If you have a test that fails 50% times - is that test valuable or not? A 50% failure rate alone looks like a coin toss, but by itself that does not tell us whether the test is noise or whether it is separating bad states from good ones. For a test to be useful it needs to have positive Youden’s statistic (https://en.wikipedia.org/wiki/Youden%27s_J_statistic): sensitivity + specificity - 1. A 50% failure rate alone does not let us calculate sensitivity and specificity.

I can see a similar problem with this article - the author notices that LLMs produce a lot of errors - then concludes that they are useless and produce only simulacrum of work. The author has an interesting observation about how llms disrupt the way we judge knowledge work. But when he concludes that llms do only simulacrum of work - this is where his arguments fail.
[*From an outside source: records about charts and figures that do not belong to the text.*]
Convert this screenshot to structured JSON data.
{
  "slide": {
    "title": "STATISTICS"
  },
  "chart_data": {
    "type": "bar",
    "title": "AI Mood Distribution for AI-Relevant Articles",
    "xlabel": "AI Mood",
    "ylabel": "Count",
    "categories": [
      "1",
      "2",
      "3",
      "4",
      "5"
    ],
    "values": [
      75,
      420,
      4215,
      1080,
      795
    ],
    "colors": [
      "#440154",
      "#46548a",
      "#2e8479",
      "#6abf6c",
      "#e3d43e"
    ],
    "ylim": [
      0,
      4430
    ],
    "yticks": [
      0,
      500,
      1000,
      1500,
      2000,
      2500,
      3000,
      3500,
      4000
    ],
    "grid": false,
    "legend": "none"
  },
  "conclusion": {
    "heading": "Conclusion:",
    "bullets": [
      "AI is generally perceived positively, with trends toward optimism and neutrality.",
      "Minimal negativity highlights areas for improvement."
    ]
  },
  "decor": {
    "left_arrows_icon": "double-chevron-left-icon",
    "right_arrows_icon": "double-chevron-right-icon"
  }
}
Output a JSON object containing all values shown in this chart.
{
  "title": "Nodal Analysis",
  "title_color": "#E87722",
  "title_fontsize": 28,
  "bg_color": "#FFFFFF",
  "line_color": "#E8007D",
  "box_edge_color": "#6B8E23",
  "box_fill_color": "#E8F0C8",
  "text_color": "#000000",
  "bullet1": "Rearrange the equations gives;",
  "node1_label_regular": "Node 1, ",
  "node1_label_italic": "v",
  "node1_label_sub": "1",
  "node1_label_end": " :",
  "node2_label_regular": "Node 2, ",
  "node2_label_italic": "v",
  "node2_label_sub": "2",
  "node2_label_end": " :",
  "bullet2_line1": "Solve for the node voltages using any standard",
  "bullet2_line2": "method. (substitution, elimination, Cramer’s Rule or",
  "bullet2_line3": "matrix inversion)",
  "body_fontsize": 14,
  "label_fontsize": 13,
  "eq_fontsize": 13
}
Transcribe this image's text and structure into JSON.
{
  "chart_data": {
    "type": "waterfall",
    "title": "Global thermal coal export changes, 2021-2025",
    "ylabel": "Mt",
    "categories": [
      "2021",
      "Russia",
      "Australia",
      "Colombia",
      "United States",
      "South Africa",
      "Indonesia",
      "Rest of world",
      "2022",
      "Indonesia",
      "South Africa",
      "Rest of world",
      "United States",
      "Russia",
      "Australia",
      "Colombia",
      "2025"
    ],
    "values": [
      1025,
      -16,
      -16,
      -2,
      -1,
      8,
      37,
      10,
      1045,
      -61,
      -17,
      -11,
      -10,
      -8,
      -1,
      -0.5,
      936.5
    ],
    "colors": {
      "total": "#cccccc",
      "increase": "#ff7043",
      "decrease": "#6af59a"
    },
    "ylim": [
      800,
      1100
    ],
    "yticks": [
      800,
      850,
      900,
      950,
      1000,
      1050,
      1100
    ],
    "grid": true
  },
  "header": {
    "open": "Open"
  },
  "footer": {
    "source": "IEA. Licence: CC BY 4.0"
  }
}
Gee, a thing by a guy, with a name. What are you saying exactly? So the test in question is a test the LLM is asked to carry out, right? Then your point is that if it's a load of vacuous flannel 49% of the time, but meaningful 51% of the time, on average this is genuine work so we can't complain about the 49%?

Wait, you're probably talking about the test of discarding a report based on something superficial like spelling errors. Which fails with LLMs due to their basic conman personalities and smooth talking. And therefore ..?


> For a test to be useful it needs to have positive Youden’s statistic

This is not true as stated. I'd try to gloss over the absolutes relative to the context, but if I'm totally honest, I'm not sure I understand what idea you're trying to communicate.


I don't know - looks like an interesting idea - but ... I am struggling to put that in a polite manner. When I go into the repo and find out that it does stuff like lip syncing of talking avatars then I start to think what percentage of the development effort goes into marketing?

The idea is for non tech people to relate to agents through a human style interaction - that part is actually only a rfelatively small pice of the system but it brings it to life for people.

Its a way to encapsulate the personality and expertise - at least that's the idea :)


I like how the author notices that it really got a start with cloud computing.